Employers have two options to comply with the regulations–either remove all questions about family medical history or remove all incentives for completing such an assessment. Neither option is ideal.
“Health risk assessments are viewed as a very valuable tool, so most employers don’t want to take away the incentive,” Tountas says. “More are striking the genetic questions, but this dilutes their effectiveness.”
The regulations are strict about preventing even accidental collection of genetic data. An open-ended question that may elicit genetic information, such as whether you have had any laboratory tests in the past two years, for example, can violate the regulations.
The preamble to the new regulations explicitly addresses concerns that the prohibition on the collection of genetic information might reduce the effectiveness of employer wellness programs. The regulatory agencies that enforce GINA are seeking comment from employers and insurers regarding “ways in which participation in health risk assessments can be encouraged while complying with the statutory prohibition on using genetic information for underwriting purposes.” Some observers are hopeful that GINA may be revised to permit health risk assessments that evaluate genetic risks.
“Many experts believe that asking these questions has value to the assessment,” says Joseph Lazzarotti, a partner at Jackson Lewis. “If these regulations make a health risk assessment worthless, the agencies may revise them.”

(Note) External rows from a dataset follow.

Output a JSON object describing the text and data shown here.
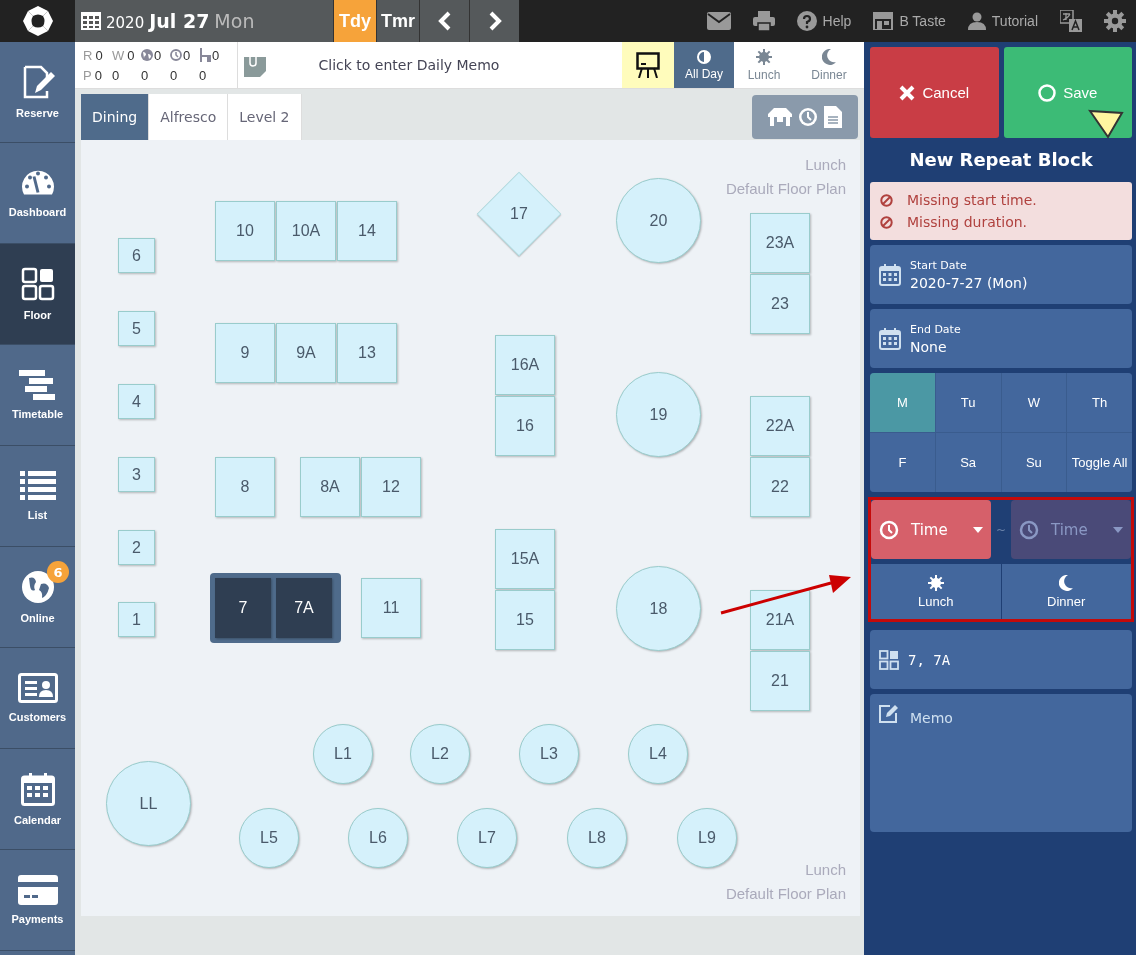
{
  "topbar": {
    "year": "2020",
    "date": "Jul 27",
    "weekday": "Mon",
    "day_buttons": [
      {
        "label": "Tdy",
        "selected": true
      },
      {
        "label": "Tmr",
        "selected": false
      }
    ],
    "links": [
      {
        "kind": "mail"
      },
      {
        "kind": "print"
      },
      {
        "kind": "help",
        "label": "Help"
      },
      {
        "kind": "store",
        "label": "B Taste"
      },
      {
        "kind": "person",
        "label": "Tutorial"
      },
      {
        "kind": "translate"
      },
      {
        "kind": "settings"
      }
    ]
  },
  "sidebar": {
    "items": [
      {
        "kind": "reserve",
        "label": "Reserve",
        "selected": false
      },
      {
        "kind": "dashboard",
        "label": "Dashboard",
        "selected": false
      },
      {
        "kind": "floor",
        "label": "Floor",
        "selected": true
      },
      {
        "kind": "timetable",
        "label": "Timetable",
        "selected": false
      },
      {
        "kind": "list",
        "label": "List",
        "selected": false
      },
      {
        "kind": "online",
        "label": "Online",
        "selected": false,
        "badge": "6"
      },
      {
        "kind": "customers",
        "label": "Customers",
        "selected": false
      },
      {
        "kind": "calendar",
        "label": "Calendar",
        "selected": false
      },
      {
        "kind": "payments",
        "label": "Payments",
        "selected": false
      }
    ]
  },
  "stats": {
    "top": [
      {
        "kind": "letter",
        "label": "R",
        "value": "0"
      },
      {
        "kind": "letter",
        "label": "W",
        "value": "0"
      },
      {
        "kind": "globe",
        "value": "0"
      },
      {
        "kind": "clock",
        "value": "0"
      },
      {
        "kind": "chair",
        "value": "0"
      }
    ],
    "bottom": {
      "label": "P",
      "values": [
        "0",
        "0",
        "0",
        "0",
        "0"
      ]
    }
  },
  "memo": {
    "placeholder": "Click to enter Daily Memo"
  },
  "services": [
    {
      "kind": "allday",
      "label": "All Day",
      "selected": true
    },
    {
      "kind": "lunch",
      "label": "Lunch",
      "selected": false
    },
    {
      "kind": "dinner",
      "label": "Dinner",
      "selected": false
    }
  ],
  "areas": [
    {
      "label": "Dining",
      "selected": true
    },
    {
      "label": "Alfresco",
      "selected": false
    },
    {
      "label": "Level 2",
      "selected": false
    }
  ],
  "floor": {
    "caption_top": [
      "Lunch",
      "Default Floor Plan"
    ],
    "caption_bottom": [
      "Lunch",
      "Default Floor Plan"
    ],
    "tables": [
      {
        "label": "6",
        "kind": "small",
        "selected": false
      },
      {
        "label": "5",
        "kind": "small",
        "selected": false
      },
      {
        "label": "4",
        "kind": "small",
        "selected": false
      },
      {
        "label": "3",
        "kind": "small",
        "selected": false
      },
      {
        "label": "2",
        "kind": "small",
        "selected": false
      },
      {
        "label": "1",
        "kind": "small",
        "selected": false
      },
      {
        "label": "10",
        "kind": "square",
        "selected": false
      },
      {
        "label": "10A",
        "kind": "square",
        "selected": false
      },
      {
        "label": "14",
        "kind": "square",
        "selected": false
      },
      {
        "label": "9",
        "kind": "square",
        "selected": false
      },
      {
        "label": "9A",
        "kind": "square",
        "selected": false
      },
      {
        "label": "13",
        "kind": "square",
        "selected": false
      },
      {
        "label": "8",
        "kind": "square",
        "selected": false
      },
      {
        "label": "8A",
        "kind": "square",
        "selected": false
      },
      {
        "label": "12",
        "kind": "square",
        "selected": false
      },
      {
        "label": "7",
        "kind": "square",
        "selected": true
      },
      {
        "label": "7A",
        "kind": "square",
        "selected": true
      },
      {
        "label": "11",
        "kind": "square",
        "selected": false
      },
      {
        "label": "17",
        "kind": "diamond",
        "selected": false
      },
      {
        "label": "20",
        "kind": "round",
        "selected": false
      },
      {
        "label": "19",
        "kind": "round",
        "selected": false
      },
      {
        "label": "18",
        "kind": "round",
        "selected": false
      },
      {
        "label": "16A",
        "kind": "square",
        "selected": false
      },
      {
        "label": "16",
        "kind": "square",
        "selected": false
      },
      {
        "label": "15A",
        "kind": "square",
        "selected": false
      },
      {
        "label": "15",
        "kind": "square",
        "selected": false
      },
      {
        "label": "23A",
        "kind": "square",
        "selected": false
      },
      {
        "label": "23",
        "kind": "square",
        "selected": false
      },
      {
        "label": "22A",
        "kind": "square",
        "selected": false
      },
      {
        "label": "22",
        "kind": "square",
        "selected": false
      },
      {
        "label": "21A",
        "kind": "square",
        "selected": false
      },
      {
        "label": "21",
        "kind": "square",
        "selected": false
      },
      {
        "label": "L1",
        "kind": "round",
        "selected": false
      },
      {
        "label": "L2",
        "kind": "round",
        "selected": false
      },
      {
        "label": "L3",
        "kind": "round",
        "selected": false
      },
      {
        "label": "L4",
        "kind": "round",
        "selected": false
      },
      {
        "label": "LL",
        "kind": "round",
        "selected": false
      },
      {
        "label": "L5",
        "kind": "round",
        "selected": false
      },
      {
        "label": "L6",
        "kind": "round",
        "selected": false
      },
      {
        "label": "L7",
        "kind": "round",
        "selected": false
      },
      {
        "label": "L8",
        "kind": "round",
        "selected": false
      },
      {
        "label": "L9",
        "kind": "round",
        "selected": false
      }
    ]
  },
  "panel": {
    "cancel": "Cancel",
    "save": "Save",
    "title": "New Repeat Block",
    "errors": [
      "Missing start time.",
      "Missing duration."
    ],
    "start_date": {
      "label": "Start Date",
      "value": "2020-7-27 (Mon)"
    },
    "end_date": {
      "label": "End Date",
      "value": "None"
    },
    "days": [
      {
        "label": "M",
        "selected": true
      },
      {
        "label": "Tu",
        "selected": false
      },
      {
        "label": "W",
        "selected": false
      },
      {
        "label": "Th",
        "selected": false
      },
      {
        "label": "F",
        "selected": false
      },
      {
        "label": "Sa",
        "selected": false
      },
      {
        "label": "Su",
        "selected": false
      }
    ],
    "toggle_all": "Toggle All",
    "time_fields": [
      {
        "placeholder": "Time",
        "invalid": true,
        "disabled": false
      },
      {
        "placeholder": "Time",
        "invalid": false,
        "disabled": true
      }
    ],
    "time_separator": "~",
    "service_buttons": [
      {
        "kind": "lunch",
        "label": "Lunch"
      },
      {
        "kind": "dinner",
        "label": "Dinner"
      }
    ],
    "tables_value": "7, 7A",
    "memo_placeholder": "Memo"
  }
}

But employers shouldn’t hold their breath. Lazzarotti points to the strong reaction to the Ensign-Carper amendment to the federal health reform bill as evidence that change may be hard to achieve. The Ensign-Carper amendment would have permitted insurers to offer plan participants a discount of up to 30 percent off premiums if they practice healthy behaviors–such as quitting smoking or lowering their cholesterol. The amendment faced vehement opposition from the American Cancer Society and other groups, which argued that the amendment would make health insurance prohibitively expensive for the people in greatest need of coverage.
“People have a visceral reaction to this,” Lazzarotti says. “Those that support GINA have the upper hand right now, even if there would be clear benefits to loosening the rules.”
Ounce of Prevention
Regulators gave companies very little time to comply with the changes. The new regulations apply to all group health plans with plan-years starting on or after Dec. 7, 2009, which means that many employers whose plans are on a calendar year were scrambling to change their health risk assessments during their open enrollment period. Companies that failed to change their policies in time are in violation of the law with regard to all new enrollees. The fact that most health risk assessments are conducted by outside vendors adds a layer of complexity to compliance efforts, as some companies may not be sure whether their vendors came into compliance in time.
The penalties for noncompliance could be crippling. “The penalties are per diem and per employee,” says Alden Bianchi, a partner at Mintz Levin in Boston. “If an employer doesn’t get the memo and continues with HRAs with family medical questions in exchange for a discount, it’s $110 a day times the number of people. It adds up astronomically.”
Employers also have to be wary of stepped-up enforcement efforts by regulators. GINA authorizes both the Department of Labor and the Department of Health and Human Services to enforce Title I and impose penalties on violators.
“For years there was not much HIPAA enforcement, but that’s changed with the current administration,” Bianchi points out. “Congress is pushing agencies into audit and enforcement mode.”